Since 1945, Steyn tells us, a multiplicity of government interventions - state pensions, subsidised higher education, higher taxes to pay for everything - has so ruptured traditional patterns of inter-generational solidarity that in Europe a child is now an optional lifestyle accessory. Thus, he notes, by 2050, Estonia's population will have fallen by 52 percent, Bulgaria's by 36 percent, Italy's by 22 percent.
This is the political issue that will determine all the others, he concludes, with the payoff line: "it's the demography, stupid."
Avowed fans that we are of Steyn, we would hesitate entirely to disagree with the man, and he is far from the first to draw attention to the growing demographic crisis that is increasingly pre-occupying planners.
However, in the context that people are living longer and are more healthy, and where there are a wider variety of productive tasks that do not impose strenuous physical burdens, it seems a little simplistic to argue that the problems confronting the West are entirely due to a lack of babies.

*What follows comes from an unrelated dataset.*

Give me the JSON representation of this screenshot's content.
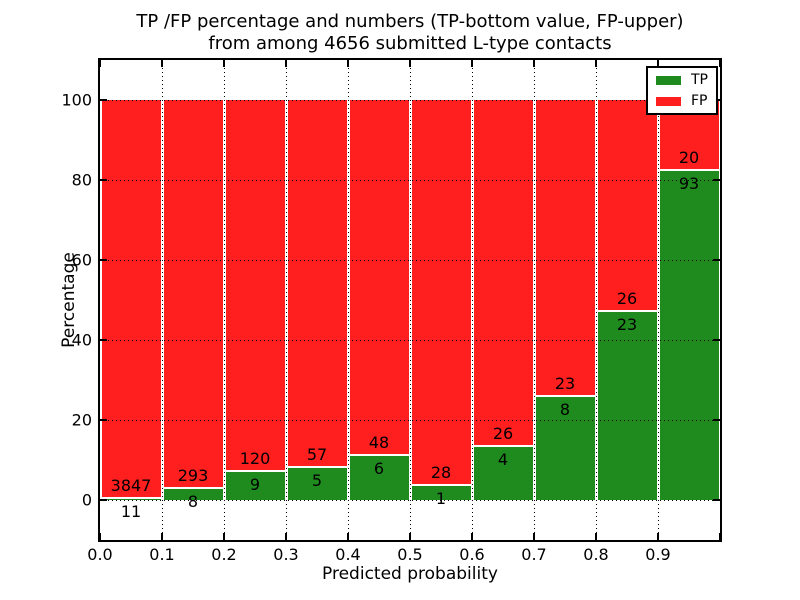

Surely, another crucial factor is the setting of the current retirement age at 65 – and age set in 1889 by Bismarck at a time when only a very small proportion of the population was expected to live beyond that age.

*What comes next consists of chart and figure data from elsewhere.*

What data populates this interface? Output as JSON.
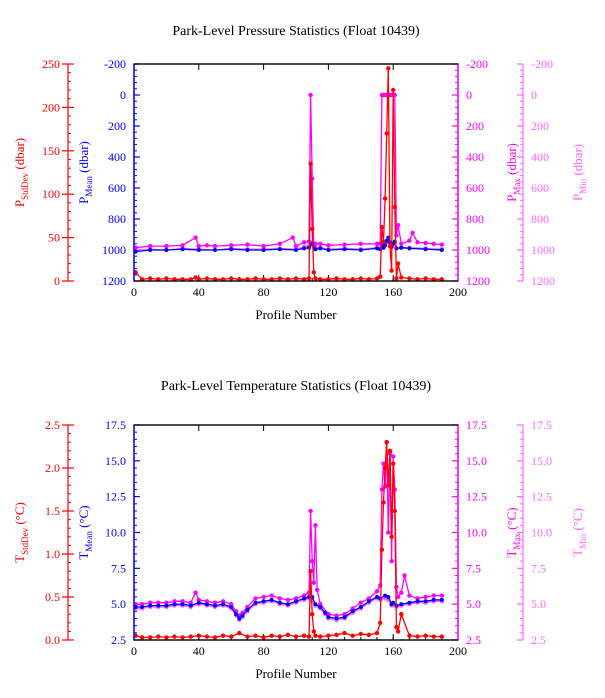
{
  "colors": {
    "stddev": "#ff0000",
    "mean": "#0000ff",
    "max": "#ff00ff",
    "min": "#ff66ff",
    "frame": "#000000"
  },
  "chart_data": [
    {
      "type": "line",
      "title": "Park-Level Pressure Statistics (Float 10439)",
      "xlabel": "Profile Number",
      "xlim": [
        0,
        200
      ],
      "xticks": [
        "0",
        "40",
        "80",
        "120",
        "160",
        "200"
      ],
      "axes": {
        "stddev": {
          "label_main": "P",
          "label_sub": "StdDev",
          "label_unit": " (dbar)",
          "lim": [
            0,
            250
          ],
          "ticks": [
            "0",
            "50",
            "100",
            "150",
            "200",
            "250"
          ]
        },
        "mean": {
          "label_main": "P",
          "label_sub": "Mean",
          "label_unit": " (dbar)",
          "lim": [
            1200,
            -200
          ],
          "ticks": [
            "-200",
            "0",
            "200",
            "400",
            "600",
            "800",
            "1000",
            "1200"
          ]
        },
        "max": {
          "label_main": "P",
          "label_sub": "Max",
          "label_unit": " (dbar)",
          "lim": [
            1200,
            -200
          ],
          "ticks": [
            "-200",
            "0",
            "200",
            "400",
            "600",
            "800",
            "1000",
            "1200"
          ]
        },
        "min": {
          "label_main": "P",
          "label_sub": "Min",
          "label_unit": " (dbar)",
          "lim": [
            1200,
            -200
          ],
          "ticks": [
            "-200",
            "0",
            "200",
            "400",
            "600",
            "800",
            "1000",
            "1200"
          ]
        }
      },
      "series": {
        "stddev": {
          "x": [
            1,
            5,
            10,
            15,
            20,
            25,
            30,
            35,
            38,
            40,
            45,
            50,
            55,
            60,
            65,
            70,
            75,
            80,
            85,
            90,
            95,
            100,
            105,
            108,
            109,
            110,
            111,
            112,
            115,
            120,
            125,
            130,
            135,
            140,
            145,
            150,
            152,
            153,
            154,
            155,
            156,
            157,
            158,
            159,
            160,
            161,
            162,
            163,
            165,
            170,
            175,
            180,
            185,
            190
          ],
          "y": [
            10,
            2,
            3,
            2,
            3,
            2,
            2,
            2,
            4,
            2,
            3,
            2,
            2,
            3,
            2,
            2,
            3,
            2,
            2,
            3,
            2,
            3,
            2,
            3,
            135,
            60,
            10,
            3,
            2,
            2,
            3,
            2,
            2,
            3,
            2,
            3,
            5,
            62,
            45,
            95,
            170,
            245,
            40,
            12,
            220,
            85,
            3,
            20,
            4,
            3,
            2,
            3,
            2,
            2
          ]
        },
        "mean": {
          "x": [
            1,
            10,
            20,
            30,
            40,
            50,
            60,
            70,
            80,
            90,
            100,
            105,
            108,
            110,
            112,
            115,
            120,
            130,
            140,
            150,
            152,
            153,
            154,
            155,
            156,
            157,
            158,
            159,
            160,
            161,
            162,
            165,
            170,
            180,
            190
          ],
          "y": [
            1010,
            1000,
            1000,
            995,
            1000,
            1000,
            995,
            1000,
            1000,
            995,
            1000,
            990,
            985,
            960,
            995,
            990,
            1000,
            995,
            1000,
            990,
            995,
            960,
            985,
            970,
            940,
            920,
            950,
            980,
            960,
            945,
            990,
            985,
            990,
            995,
            1000
          ]
        },
        "max": {
          "x": [
            1,
            10,
            20,
            30,
            38,
            40,
            45,
            50,
            60,
            70,
            80,
            90,
            98,
            100,
            105,
            108,
            109,
            110,
            111,
            112,
            115,
            120,
            130,
            140,
            150,
            152,
            153,
            154,
            155,
            156,
            157,
            158,
            159,
            160,
            161,
            162,
            163,
            165,
            170,
            172,
            175,
            180,
            185,
            190
          ],
          "y": [
            985,
            975,
            975,
            970,
            920,
            975,
            970,
            975,
            970,
            965,
            975,
            960,
            920,
            975,
            950,
            945,
            0,
            540,
            975,
            960,
            960,
            970,
            965,
            960,
            960,
            960,
            0,
            0,
            0,
            0,
            0,
            0,
            0,
            0,
            0,
            905,
            840,
            960,
            940,
            890,
            950,
            955,
            960,
            965
          ]
        },
        "min": {
          "x": [
            1,
            10,
            20,
            30,
            40,
            50,
            60,
            70,
            80,
            90,
            100,
            105,
            108,
            110,
            112,
            115,
            120,
            130,
            140,
            150,
            152,
            153,
            154,
            155,
            156,
            157,
            158,
            159,
            160,
            161,
            162,
            165,
            170,
            180,
            190
          ],
          "y": [
            1000,
            995,
            1000,
            990,
            995,
            1000,
            990,
            995,
            995,
            990,
            995,
            980,
            975,
            950,
            985,
            985,
            995,
            990,
            995,
            985,
            990,
            965,
            980,
            970,
            950,
            935,
            960,
            980,
            965,
            955,
            990,
            985,
            985,
            990,
            995
          ]
        }
      }
    },
    {
      "type": "line",
      "title": "Park-Level Temperature Statistics (Float 10439)",
      "xlabel": "Profile Number",
      "xlim": [
        0,
        200
      ],
      "xticks": [
        "0",
        "40",
        "80",
        "120",
        "160",
        "200"
      ],
      "axes": {
        "stddev": {
          "label_main": "T",
          "label_sub": "StdDev",
          "label_unit": " (°C)",
          "lim": [
            0,
            2.5
          ],
          "ticks": [
            "0.0",
            "0.5",
            "1.0",
            "1.5",
            "2.0",
            "2.5"
          ]
        },
        "mean": {
          "label_main": "T",
          "label_sub": "Mean",
          "label_unit": " (°C)",
          "lim": [
            2.5,
            17.5
          ],
          "ticks": [
            "2.5",
            "5.0",
            "7.5",
            "10.0",
            "12.5",
            "15.0",
            "17.5"
          ]
        },
        "max": {
          "label_main": "T",
          "label_sub": "Max",
          "label_unit": " (°C)",
          "lim": [
            2.5,
            17.5
          ],
          "ticks": [
            "2.5",
            "5.0",
            "7.5",
            "10.0",
            "12.5",
            "15.0",
            "17.5"
          ]
        },
        "min": {
          "label_main": "T",
          "label_sub": "Min",
          "label_unit": " (°C)",
          "lim": [
            2.5,
            17.5
          ],
          "ticks": [
            "2.5",
            "5.0",
            "7.5",
            "10.0",
            "12.5",
            "15.0",
            "17.5"
          ]
        }
      },
      "series": {
        "stddev": {
          "x": [
            1,
            5,
            10,
            15,
            20,
            25,
            30,
            35,
            40,
            45,
            50,
            55,
            60,
            65,
            70,
            75,
            80,
            85,
            90,
            95,
            100,
            105,
            108,
            109,
            110,
            111,
            112,
            115,
            120,
            125,
            130,
            135,
            140,
            145,
            150,
            152,
            153,
            154,
            155,
            156,
            157,
            158,
            159,
            160,
            161,
            162,
            163,
            165,
            170,
            175,
            180,
            185,
            190
          ],
          "y": [
            0.05,
            0.03,
            0.03,
            0.04,
            0.03,
            0.04,
            0.03,
            0.04,
            0.05,
            0.04,
            0.03,
            0.05,
            0.04,
            0.08,
            0.04,
            0.05,
            0.03,
            0.05,
            0.04,
            0.06,
            0.04,
            0.05,
            0.04,
            0.8,
            0.3,
            0.1,
            0.05,
            0.04,
            0.05,
            0.06,
            0.08,
            0.05,
            0.07,
            0.06,
            0.08,
            0.2,
            1.05,
            1.6,
            2.0,
            2.3,
            1.8,
            2.2,
            1.2,
            2.05,
            1.5,
            0.15,
            0.1,
            0.3,
            0.05,
            0.04,
            0.05,
            0.04,
            0.04
          ]
        },
        "mean": {
          "x": [
            1,
            5,
            10,
            15,
            20,
            25,
            30,
            35,
            40,
            45,
            50,
            55,
            60,
            63,
            65,
            67,
            70,
            75,
            80,
            85,
            90,
            95,
            100,
            105,
            108,
            110,
            112,
            115,
            118,
            120,
            125,
            130,
            135,
            140,
            145,
            150,
            152,
            155,
            157,
            159,
            160,
            162,
            165,
            170,
            175,
            180,
            185,
            190
          ],
          "y": [
            4.8,
            4.8,
            4.9,
            4.9,
            4.9,
            5.0,
            5.0,
            4.9,
            5.1,
            5.0,
            4.9,
            5.0,
            4.8,
            4.3,
            4.0,
            4.2,
            4.6,
            5.1,
            5.2,
            5.3,
            5.1,
            5.0,
            5.2,
            5.4,
            5.5,
            5.5,
            5.0,
            4.8,
            4.4,
            4.1,
            4.0,
            4.1,
            4.5,
            4.8,
            5.2,
            5.5,
            5.4,
            5.6,
            5.5,
            5.0,
            5.1,
            4.9,
            5.0,
            5.1,
            5.2,
            5.2,
            5.3,
            5.3
          ]
        },
        "max": {
          "x": [
            1,
            5,
            10,
            15,
            20,
            25,
            30,
            35,
            38,
            40,
            45,
            50,
            55,
            60,
            63,
            65,
            67,
            70,
            75,
            80,
            85,
            90,
            95,
            100,
            105,
            108,
            109,
            110,
            111,
            112,
            113,
            115,
            120,
            125,
            130,
            135,
            140,
            145,
            150,
            152,
            153,
            154,
            155,
            156,
            157,
            158,
            159,
            160,
            161,
            162,
            163,
            165,
            167,
            170,
            175,
            180,
            185,
            190
          ],
          "y": [
            5.0,
            5.0,
            5.1,
            5.1,
            5.1,
            5.2,
            5.2,
            5.1,
            5.8,
            5.3,
            5.2,
            5.1,
            5.2,
            5.0,
            4.5,
            4.2,
            4.4,
            4.8,
            5.4,
            5.5,
            5.6,
            5.4,
            5.3,
            5.4,
            5.6,
            5.8,
            11.5,
            8.0,
            6.5,
            10.5,
            6.0,
            5.0,
            4.3,
            4.2,
            4.3,
            4.7,
            5.1,
            5.4,
            5.9,
            6.3,
            13.0,
            14.8,
            13.2,
            16.3,
            10.0,
            15.5,
            8.0,
            15.3,
            13.0,
            6.2,
            5.5,
            5.8,
            7.0,
            5.6,
            5.4,
            5.5,
            5.6,
            5.6
          ]
        },
        "min": {
          "x": [
            1,
            5,
            10,
            15,
            20,
            25,
            30,
            35,
            40,
            45,
            50,
            55,
            60,
            63,
            65,
            67,
            70,
            75,
            80,
            85,
            90,
            95,
            100,
            105,
            108,
            110,
            112,
            115,
            118,
            120,
            125,
            130,
            135,
            140,
            145,
            150,
            152,
            155,
            157,
            159,
            160,
            162,
            165,
            170,
            175,
            180,
            185,
            190
          ],
          "y": [
            4.7,
            4.7,
            4.8,
            4.8,
            4.8,
            4.9,
            4.9,
            4.8,
            5.0,
            4.9,
            4.8,
            4.9,
            4.7,
            4.2,
            3.9,
            4.1,
            4.5,
            5.0,
            5.1,
            5.2,
            5.0,
            4.9,
            5.1,
            5.3,
            5.4,
            5.2,
            4.9,
            4.7,
            4.3,
            4.0,
            3.9,
            4.0,
            4.4,
            4.7,
            5.1,
            5.4,
            5.3,
            5.4,
            5.3,
            4.9,
            5.0,
            4.8,
            4.9,
            5.0,
            5.1,
            5.1,
            5.2,
            5.2
          ]
        }
      }
    }
  ]
}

And it is not only the question of people retiring at that age. This is taken as a "benchmark" with considerable numbers taking early retirement – some in their fifties – when they almost certainly have years of productive life ahead of them.
In an age when "modernisation" seems to be the watch-word, and almost everything seems to be open to change – sometimes just for the sake of it - it does seem odd that an age limit set by a German chancellor at the end of the last Century but one is taken as sacrosanct.

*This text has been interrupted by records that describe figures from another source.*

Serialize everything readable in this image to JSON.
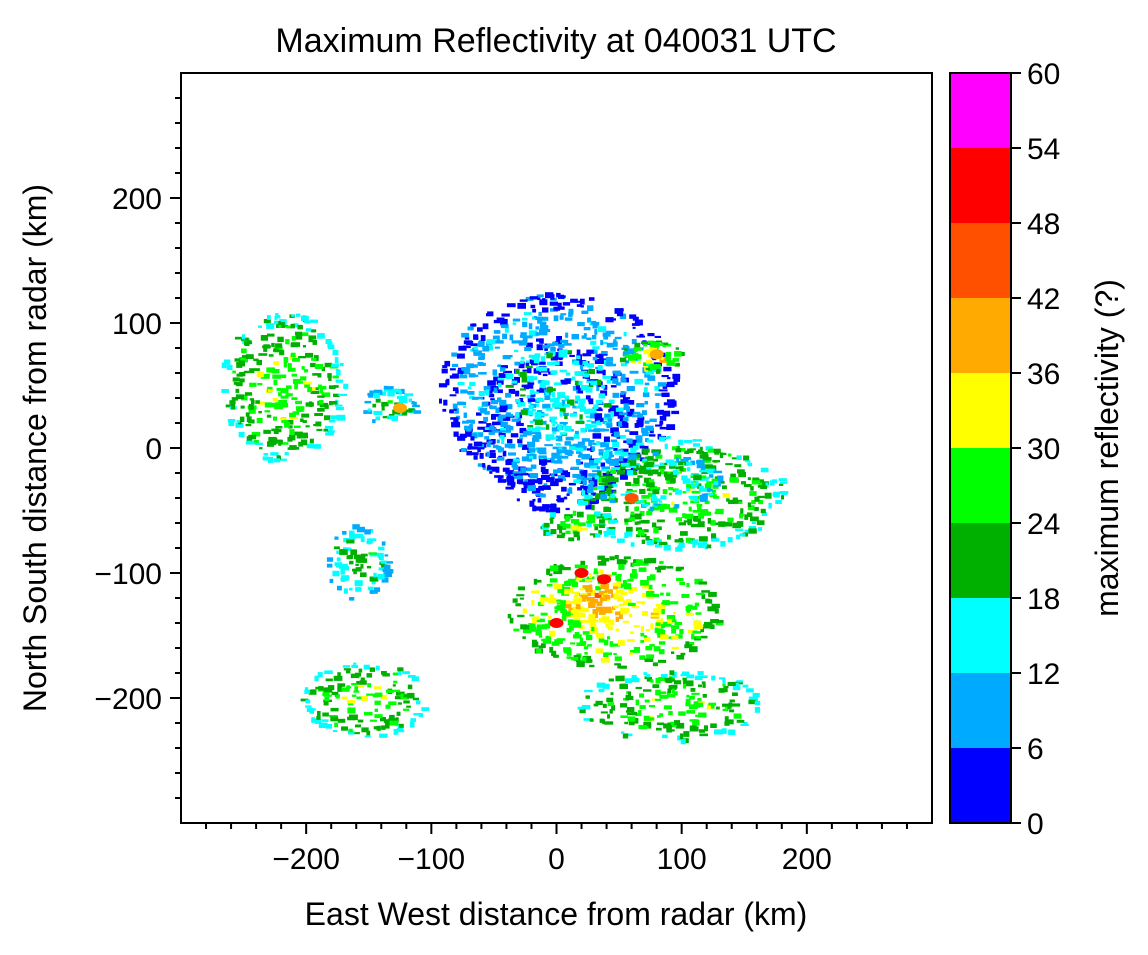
{
  "chart_data": {
    "type": "heatmap",
    "title": "Maximum Reflectivity at 040031 UTC",
    "xlabel": "East West distance from radar (km)",
    "ylabel": "North South distance from radar (km)",
    "xlim": [
      -300,
      300
    ],
    "ylim": [
      -300,
      300
    ],
    "x_ticks": [
      -200,
      -100,
      0,
      100,
      200
    ],
    "x_tick_labels": [
      "−200",
      "−100",
      "0",
      "100",
      "200"
    ],
    "y_ticks": [
      -200,
      -100,
      0,
      100,
      200
    ],
    "y_tick_labels": [
      "−200",
      "−100",
      "0",
      "100",
      "200"
    ],
    "colorbar": {
      "label": "maximum reflectivity (?)",
      "levels": [
        0,
        6,
        12,
        18,
        24,
        30,
        36,
        42,
        48,
        54,
        60
      ],
      "level_labels": [
        "0",
        "6",
        "12",
        "18",
        "24",
        "30",
        "36",
        "42",
        "48",
        "54",
        "60"
      ],
      "colors": [
        "#0000ff",
        "#00aaff",
        "#00ffff",
        "#00b000",
        "#00ff00",
        "#ffff00",
        "#ffaa00",
        "#ff5000",
        "#ff0000",
        "#ff00ff"
      ]
    },
    "echo_regions": [
      {
        "x": 0,
        "y": 20,
        "rx": 65,
        "ry": 70,
        "level": 0
      },
      {
        "x": 0,
        "y": 45,
        "rx": 95,
        "ry": 80,
        "level": 1
      },
      {
        "x": 95,
        "y": -35,
        "rx": 85,
        "ry": 45,
        "level": 3
      },
      {
        "x": 75,
        "y": -25,
        "rx": 55,
        "ry": 22,
        "level": 2
      },
      {
        "x": 45,
        "y": -130,
        "rx": 85,
        "ry": 45,
        "level": 4
      },
      {
        "x": 30,
        "y": -120,
        "rx": 30,
        "ry": 25,
        "level": 5
      },
      {
        "x": 90,
        "y": -205,
        "rx": 75,
        "ry": 28,
        "level": 3
      },
      {
        "x": -220,
        "y": 50,
        "rx": 50,
        "ry": 60,
        "level": 3
      },
      {
        "x": -135,
        "y": 35,
        "rx": 22,
        "ry": 15,
        "level": 2
      },
      {
        "x": 75,
        "y": 75,
        "rx": 25,
        "ry": 12,
        "level": 4
      },
      {
        "x": 15,
        "y": -60,
        "rx": 30,
        "ry": 12,
        "level": 3
      },
      {
        "x": -155,
        "y": -200,
        "rx": 50,
        "ry": 30,
        "level": 3
      },
      {
        "x": -160,
        "y": -90,
        "rx": 25,
        "ry": 30,
        "level": 2
      }
    ],
    "peak_cells": [
      {
        "x": 20,
        "y": -100,
        "value": 50
      },
      {
        "x": 38,
        "y": -105,
        "value": 48
      },
      {
        "x": 0,
        "y": -140,
        "value": 50
      },
      {
        "x": -125,
        "y": 32,
        "value": 40
      },
      {
        "x": 60,
        "y": -40,
        "value": 44
      },
      {
        "x": 80,
        "y": 75,
        "value": 38
      }
    ]
  }
}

With the "social model" so firmly entrenched in the psyche of European leaders, however, it would be a brave politician who dared suggest that a population that has enjoyed unprecedented health in a stable political world should pay for that privilege by working for that bit longer in order to avoid burdening successive generations with unmanageable debt.
Not least, an economy which was not struggling to fund an ever-increasing pension liability could afford to invest in families and babies, putting tax incentives in the way of married couples and children, at least to ensure that the cost of furnishing the nation with a new generation is more equitably spread.
But that would be too much to hope for. The Western political sclerosis, typified by the dirigiste European Union, does not allow for innovation or imagination. Instead, we are locked in the past, bound by the ghost of Bismarck.